Besides opening the potential for more state lawsuits in this area, this added attention has also exhibited the still largely unsettled and confusing analysis that occurs when courts review allegations that off-label marketing “caused” a physician to write a prescription and harmed the state Medicaid programs. The courts’ conceptions of causation in these cases seem to rely on a view of the physician as impenetrably independent — flying in the face of social science research, the financial success of off-label marketing, and day-to-day pressures on the physicians imposed by the modern administration of health care delivery. Courts cling to these views to the detriment of these states’ Medicaid programs, and indeed, to the benefit of pharmaceutical companies allegedly engaged in off-label marketing. As a result, the causation question has imposed a substantial roadblock to liability at the state level.
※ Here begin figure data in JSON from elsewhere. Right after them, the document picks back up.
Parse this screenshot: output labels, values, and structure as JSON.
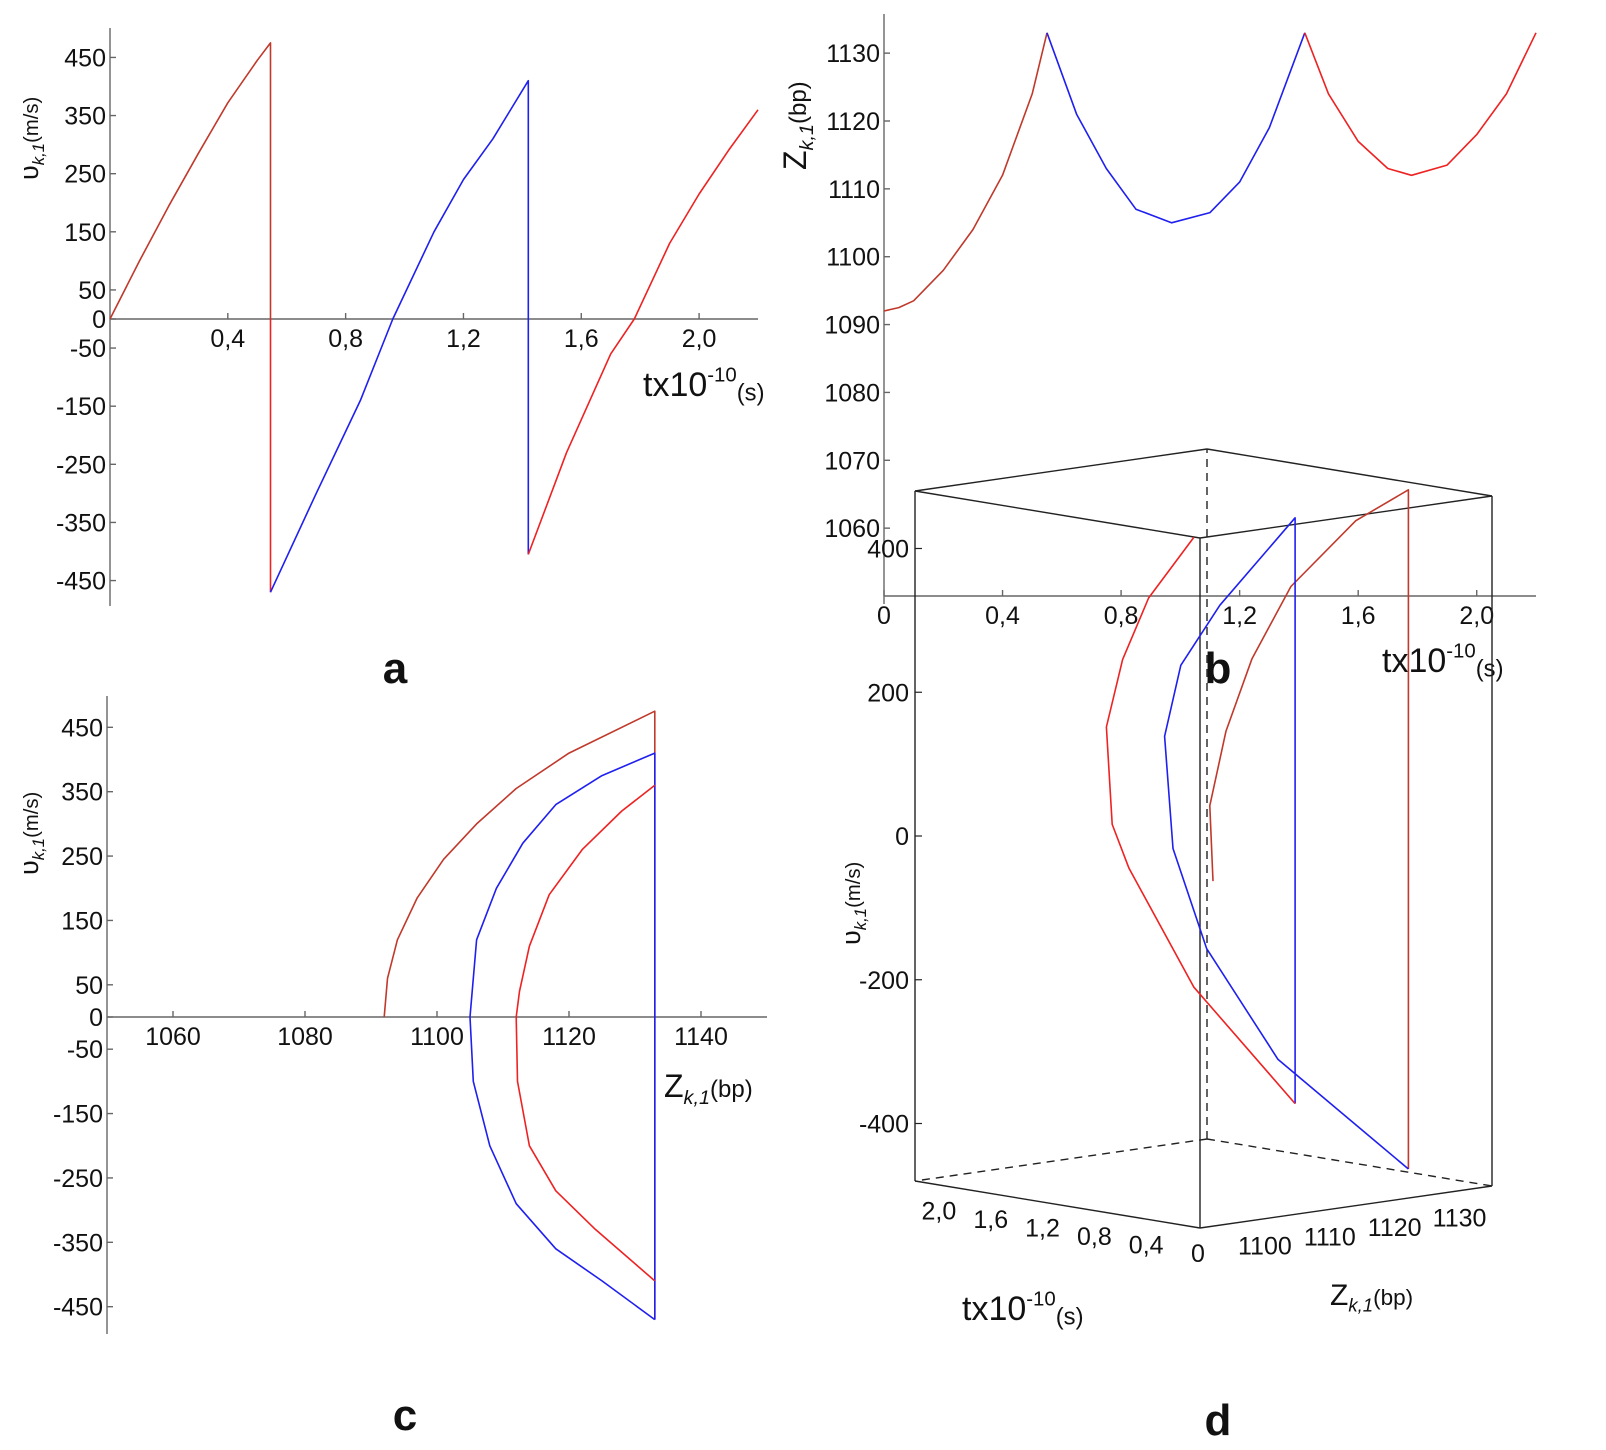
{
  "colors": {
    "series_a": "#c0392b",
    "series_b": "#1f1ff0",
    "series_c": "#ee2222",
    "axis": "#666666"
  },
  "chart_data": [
    {
      "id": "a",
      "panel_label": "a",
      "type": "line",
      "xlabel": {
        "base": "tx10",
        "sup": "-10",
        "unit": "(s)"
      },
      "ylabel": {
        "symbol": "υ",
        "sub": "k,1",
        "unit": "(m/s)"
      },
      "xlim": [
        0,
        2.2
      ],
      "ylim": [
        -480,
        480
      ],
      "xticks": [
        0.4,
        0.8,
        1.2,
        1.6,
        2.0
      ],
      "xtick_labels": [
        "0,4",
        "0,8",
        "1,2",
        "1,6",
        "2,0"
      ],
      "yticks": [
        450,
        350,
        250,
        150,
        50,
        0,
        -50,
        -150,
        -250,
        -350,
        -450
      ],
      "ytick_labels": [
        "450",
        "350",
        "250",
        "150",
        "50",
        "0",
        "-50",
        "-150",
        "-250",
        "-350",
        "-450"
      ],
      "series": [
        {
          "color_key": "series_a",
          "x": [
            0,
            0.1,
            0.2,
            0.3,
            0.4,
            0.5,
            0.545,
            0.545
          ],
          "y": [
            0,
            100,
            195,
            285,
            372,
            445,
            475,
            0
          ]
        },
        {
          "color_key": "series_c",
          "x": [
            0.545,
            0.545
          ],
          "y": [
            0,
            -470
          ]
        },
        {
          "color_key": "series_b",
          "x": [
            0.545,
            0.7,
            0.85,
            0.96,
            1.1,
            1.2,
            1.3,
            1.42,
            1.42
          ],
          "y": [
            -470,
            -300,
            -140,
            0,
            150,
            240,
            310,
            410,
            -405
          ]
        },
        {
          "color_key": "series_c",
          "x": [
            1.42,
            1.55,
            1.7,
            1.78,
            1.9,
            2.0,
            2.1,
            2.2
          ],
          "y": [
            -405,
            -230,
            -60,
            0,
            130,
            215,
            290,
            360
          ]
        }
      ]
    },
    {
      "id": "b",
      "panel_label": "b",
      "type": "line",
      "xlabel": {
        "base": "tx10",
        "sup": "-10",
        "unit": "(s)"
      },
      "ylabel": {
        "symbol": "Z",
        "sub": "k,1",
        "unit": "(bp)"
      },
      "xlim": [
        0,
        2.2
      ],
      "ylim": [
        1050,
        1134
      ],
      "xticks": [
        0,
        0.4,
        0.8,
        1.2,
        1.6,
        2.0
      ],
      "xtick_labels": [
        "0",
        "0,4",
        "0,8",
        "1,2",
        "1,6",
        "2,0"
      ],
      "yticks": [
        1130,
        1120,
        1110,
        1100,
        1090,
        1080,
        1070,
        1060
      ],
      "ytick_labels": [
        "1130",
        "1120",
        "1110",
        "1100",
        "1090",
        "1080",
        "1070",
        "1060"
      ],
      "series": [
        {
          "color_key": "series_a",
          "x": [
            0,
            0.05,
            0.1,
            0.2,
            0.3,
            0.4,
            0.5,
            0.55
          ],
          "y": [
            1092,
            1092.5,
            1093.5,
            1098,
            1104,
            1112,
            1124,
            1133
          ]
        },
        {
          "color_key": "series_b",
          "x": [
            0.55,
            0.65,
            0.75,
            0.85,
            0.97,
            1.1,
            1.2,
            1.3,
            1.42
          ],
          "y": [
            1133,
            1121,
            1113,
            1107,
            1105,
            1106.5,
            1111,
            1119,
            1133
          ]
        },
        {
          "color_key": "series_c",
          "x": [
            1.42,
            1.5,
            1.6,
            1.7,
            1.78,
            1.9,
            2.0,
            2.1,
            2.2
          ],
          "y": [
            1133,
            1124,
            1117,
            1113,
            1112,
            1113.5,
            1118,
            1124,
            1133
          ]
        }
      ]
    },
    {
      "id": "c",
      "panel_label": "c",
      "type": "line",
      "xlabel": {
        "symbol": "Z",
        "sub": "k,1",
        "unit": "(bp)"
      },
      "ylabel": {
        "symbol": "υ",
        "sub": "k,1",
        "unit": "(m/s)"
      },
      "xlim": [
        1050,
        1150
      ],
      "ylim": [
        -480,
        480
      ],
      "xticks": [
        1060,
        1080,
        1100,
        1120,
        1140
      ],
      "xtick_labels": [
        "1060",
        "1080",
        "1100",
        "1120",
        "1140"
      ],
      "yticks": [
        450,
        350,
        250,
        150,
        50,
        0,
        -50,
        -150,
        -250,
        -350,
        -450
      ],
      "ytick_labels": [
        "450",
        "350",
        "250",
        "150",
        "50",
        "0",
        "-50",
        "-150",
        "-250",
        "-350",
        "-450"
      ],
      "series": [
        {
          "color_key": "series_a",
          "x": [
            1092,
            1092.5,
            1094,
            1097,
            1101,
            1106,
            1112,
            1120,
            1133,
            1133
          ],
          "y": [
            0,
            60,
            120,
            185,
            245,
            300,
            355,
            410,
            475,
            -470
          ]
        },
        {
          "color_key": "series_b",
          "x": [
            1133,
            1133,
            1125,
            1118,
            1113,
            1109,
            1106,
            1105,
            1105.5,
            1108,
            1112,
            1118,
            1125,
            1133
          ],
          "y": [
            -470,
            410,
            375,
            330,
            270,
            200,
            120,
            0,
            -100,
            -200,
            -290,
            -360,
            -410,
            -470
          ]
        },
        {
          "color_key": "series_c",
          "x": [
            1133,
            1128,
            1122,
            1117,
            1114,
            1112.5,
            1112,
            1112.2,
            1114,
            1118,
            1124,
            1133
          ],
          "y": [
            360,
            320,
            260,
            190,
            110,
            40,
            0,
            -100,
            -200,
            -270,
            -330,
            -410
          ]
        }
      ]
    },
    {
      "id": "d",
      "panel_label": "d",
      "type": "line",
      "projection": "3d",
      "xlabel": {
        "base": "tx10",
        "sup": "-10",
        "unit": "(s)"
      },
      "ylabel": {
        "symbol": "Z",
        "sub": "k,1",
        "unit": "(bp)"
      },
      "zlabel": {
        "symbol": "υ",
        "sub": "k,1",
        "unit": "(m/s)"
      },
      "xlim": [
        0,
        2.2
      ],
      "ylim": [
        1090,
        1135
      ],
      "zlim": [
        -480,
        480
      ],
      "xticks": [
        0,
        0.4,
        0.8,
        1.2,
        1.6,
        2.0
      ],
      "xtick_labels": [
        "0",
        "0,4",
        "0,8",
        "1,2",
        "1,6",
        "2,0"
      ],
      "yticks": [
        1100,
        1110,
        1120,
        1130
      ],
      "ytick_labels": [
        "1100",
        "1110",
        "1120",
        "1130"
      ],
      "zticks": [
        400,
        200,
        0,
        -200,
        -400
      ],
      "ztick_labels": [
        "400",
        "200",
        "0",
        "-200",
        "-400"
      ],
      "series": [
        {
          "color_key": "series_a",
          "t": [
            0,
            0.1,
            0.2,
            0.3,
            0.4,
            0.5,
            0.545,
            0.545
          ],
          "z": [
            1092,
            1093.5,
            1098,
            1104,
            1112,
            1124,
            1133,
            1133
          ],
          "v": [
            0,
            100,
            195,
            285,
            372,
            445,
            475,
            -470
          ]
        },
        {
          "color_key": "series_b",
          "t": [
            0.545,
            0.7,
            0.85,
            0.96,
            1.1,
            1.2,
            1.3,
            1.42,
            1.42
          ],
          "z": [
            1133,
            1116,
            1108,
            1105,
            1106.5,
            1111,
            1119,
            1133,
            1133
          ],
          "v": [
            -470,
            -300,
            -140,
            0,
            150,
            240,
            310,
            410,
            -405
          ]
        },
        {
          "color_key": "series_c",
          "t": [
            1.42,
            1.55,
            1.7,
            1.78,
            1.9,
            2.0,
            2.1,
            2.2
          ],
          "z": [
            1133,
            1120,
            1113,
            1112,
            1113.5,
            1118,
            1124,
            1133
          ],
          "v": [
            -405,
            -230,
            -60,
            0,
            130,
            215,
            290,
            360
          ]
        }
      ]
    }
  ]
}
Presenting alternative conceptions of causation and evidence to dispute the independence of physicians, this piece advocates the application of well-worn causation principles to these cases, borrowed primarily from federal courts and the common law of torts to make the argument that states can regulate off-label marketing using these remedial anti-fraud statutes. Ultimately, this piece seeks to unhinge state litigation from the outmoded view of impenetrable physician independence and open up a viable alternative regulatory path in an attempt to prevent the overwhelmingly lucrative practice of deceptive off-label marketing.